Facendo riferimento a questi numeri si capisce quindi in modo abbastanza chiaro perché si sia parlato a lungo di una cessione di Gonzalo Higuain, la cui stagione travagliata tra Milano e Londra ha complicato le strategie bianconere decise a luglio 2018 in occasione della maxi-operazione con il Milan che coinvolse anche Bonucci e Caldara. In quell’affare la Juve pareva aver trovato la chiave per liberarsi di un giocatore in quel momento ai margini del progetto e dall’ingaggio impegnativo. Ora la Juve invece si ritrova punto e a capo, con un calciatore che costa 32 milioni di euro annui tra stipendio lordo e ammortamenti: solo Ronaldo (86 milioni) ha un impatto maggiore sui conti. Al terzo posto di questa classifica dei costi troviamo il neo acquisto Matthijs de Ligt (26 milioni annui), seguito da Douglas Costa (22 milioni) e Paulo Dybala (18 milioni), di poco davanti a Bonucci (17 milioni). La cessione di Dybala, per ora bloccata ma molto discussa in questi giorni, può essere letta in questi termini: realizzando un’importante plusvalenza aumenterebbero i ricavi e al tempo stesso si abbasserebbero i costi della squadra. Due piccioni con una fava. Ma il sacrificio di Dybala sul mercato non basterebbe, soprattutto nell’ottica di uno scambio con Mauro Icardi (e relativo ingresso nella “classifica dei costi”) di cui si parla da mesi. Di fatto un altro big al posto di Dybala, plusvalenza legata all’argentino a parte, non diminuirebbe in modo significativo il rapporto costi/ricavi. Ecco quindi che se scambio sarà le partenze dovranno essere altre, e non basteranno quelle di giocatori ai margini del progetto tecnico come Pjaca (8 milioni di costo annuo per la Juve) e Perin (7 milioni). Un nuovo big realisticamente potrà arrivare solo se partiranno tanti giocatori oltre a un big: gli indiziati principali sono Mandzukic (11 milioni di costo annuo) e Khedira (7,5), ma bisognerà anche vedere a quali cifre la Juve saprà venderli. Uno dei nomi circolati in questi giorni per le cessioni è quello di Daniele Rugani: può essere ceduto a cifre interessanti generando plusvalenza, anche se alleggerirebbe di poco il costo della rosa, visti i suoi 5,7 milioni annui di costo sul bilancio 2020.

Uno sfoltimento della rosa pare inevitabile, sia per un discorso numerico, che per quello di peso a bilancio.

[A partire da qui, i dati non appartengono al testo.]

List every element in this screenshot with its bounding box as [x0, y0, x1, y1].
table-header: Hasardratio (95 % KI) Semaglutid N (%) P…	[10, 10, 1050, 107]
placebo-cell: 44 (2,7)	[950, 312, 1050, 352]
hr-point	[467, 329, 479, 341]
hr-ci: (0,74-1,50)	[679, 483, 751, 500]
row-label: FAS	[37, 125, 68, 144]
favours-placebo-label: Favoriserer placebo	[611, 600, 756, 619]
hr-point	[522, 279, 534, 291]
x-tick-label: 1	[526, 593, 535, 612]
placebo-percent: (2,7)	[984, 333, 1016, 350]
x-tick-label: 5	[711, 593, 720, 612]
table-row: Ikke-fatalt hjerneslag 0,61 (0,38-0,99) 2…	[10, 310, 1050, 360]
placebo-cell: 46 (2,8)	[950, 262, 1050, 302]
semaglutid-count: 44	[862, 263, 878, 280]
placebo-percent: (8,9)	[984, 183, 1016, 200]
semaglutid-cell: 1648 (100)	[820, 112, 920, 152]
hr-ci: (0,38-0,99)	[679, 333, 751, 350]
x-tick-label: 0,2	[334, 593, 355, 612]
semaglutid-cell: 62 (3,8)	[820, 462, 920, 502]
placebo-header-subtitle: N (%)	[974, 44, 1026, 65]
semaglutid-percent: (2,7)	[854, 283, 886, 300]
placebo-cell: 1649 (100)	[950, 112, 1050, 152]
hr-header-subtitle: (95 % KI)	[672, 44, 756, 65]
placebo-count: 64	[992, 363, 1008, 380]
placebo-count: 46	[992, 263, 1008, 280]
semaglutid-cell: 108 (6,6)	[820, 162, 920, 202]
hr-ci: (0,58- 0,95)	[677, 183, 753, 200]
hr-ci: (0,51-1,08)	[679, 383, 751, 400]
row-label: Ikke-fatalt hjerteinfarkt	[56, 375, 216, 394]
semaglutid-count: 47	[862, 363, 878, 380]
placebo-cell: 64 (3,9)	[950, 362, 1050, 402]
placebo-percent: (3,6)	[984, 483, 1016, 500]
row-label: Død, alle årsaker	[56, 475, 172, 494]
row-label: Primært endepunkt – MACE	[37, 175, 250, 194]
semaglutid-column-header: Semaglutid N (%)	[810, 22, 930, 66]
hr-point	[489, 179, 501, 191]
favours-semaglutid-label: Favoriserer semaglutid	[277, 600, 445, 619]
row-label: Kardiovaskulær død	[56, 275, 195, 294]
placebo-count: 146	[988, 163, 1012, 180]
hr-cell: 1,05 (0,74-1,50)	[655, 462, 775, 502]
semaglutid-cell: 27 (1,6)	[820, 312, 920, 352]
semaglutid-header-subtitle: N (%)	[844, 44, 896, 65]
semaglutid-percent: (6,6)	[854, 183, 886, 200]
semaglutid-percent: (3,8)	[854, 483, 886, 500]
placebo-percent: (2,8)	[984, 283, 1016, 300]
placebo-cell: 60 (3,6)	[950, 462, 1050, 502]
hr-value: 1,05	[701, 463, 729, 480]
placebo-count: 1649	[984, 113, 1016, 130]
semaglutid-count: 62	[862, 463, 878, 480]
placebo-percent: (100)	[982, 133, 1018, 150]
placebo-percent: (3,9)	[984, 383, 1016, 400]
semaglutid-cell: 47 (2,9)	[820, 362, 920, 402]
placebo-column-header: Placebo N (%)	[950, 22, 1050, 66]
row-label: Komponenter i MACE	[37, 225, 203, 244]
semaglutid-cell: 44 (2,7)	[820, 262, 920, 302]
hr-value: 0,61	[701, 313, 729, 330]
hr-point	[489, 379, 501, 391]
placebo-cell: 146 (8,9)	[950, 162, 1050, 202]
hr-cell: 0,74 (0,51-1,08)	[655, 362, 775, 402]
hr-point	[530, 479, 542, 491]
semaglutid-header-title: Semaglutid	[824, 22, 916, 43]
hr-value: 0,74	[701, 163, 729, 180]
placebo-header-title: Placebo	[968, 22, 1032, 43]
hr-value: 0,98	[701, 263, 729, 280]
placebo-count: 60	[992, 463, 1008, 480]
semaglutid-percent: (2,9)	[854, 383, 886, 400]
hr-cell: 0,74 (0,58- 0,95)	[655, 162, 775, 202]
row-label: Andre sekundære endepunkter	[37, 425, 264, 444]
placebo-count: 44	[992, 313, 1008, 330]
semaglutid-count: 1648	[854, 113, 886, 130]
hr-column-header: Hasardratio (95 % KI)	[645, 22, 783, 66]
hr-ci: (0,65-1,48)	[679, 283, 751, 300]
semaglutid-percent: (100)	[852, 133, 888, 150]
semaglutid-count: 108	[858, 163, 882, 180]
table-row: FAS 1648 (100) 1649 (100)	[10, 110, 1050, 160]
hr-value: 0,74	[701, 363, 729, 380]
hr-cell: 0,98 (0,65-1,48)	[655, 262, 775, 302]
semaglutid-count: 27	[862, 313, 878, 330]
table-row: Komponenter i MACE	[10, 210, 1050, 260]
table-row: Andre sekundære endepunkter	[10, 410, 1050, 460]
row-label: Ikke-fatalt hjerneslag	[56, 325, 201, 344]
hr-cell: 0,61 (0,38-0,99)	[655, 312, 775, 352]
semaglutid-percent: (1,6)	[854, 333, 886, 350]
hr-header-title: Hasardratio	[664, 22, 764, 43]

Un altro parametro da considerare in effetti è anche quello dei posti della lista Champions che, ora come ora, richiederebbe a Maurizio Sarri decisioni molto difficili ed esclusioni eccellenti. La chiusura del mercato inglese limiterà il raggio di azione di Paratici e quindi suggerisce un paio scenari. Il primo è qualche scambio eccellente o la realizzazione di cessioni importanti a buone cifre che consentano una piccola rivoluzione in attacco. Il secondo è invece che tutto resti com’è con qualche cessione anche a cifre molto basse, o svincoli come successo con Fernando Llorente, con l’unico obiettivo di sfoltire la rosa e alleggerire quanto possibile il monte ingaggi e i costi.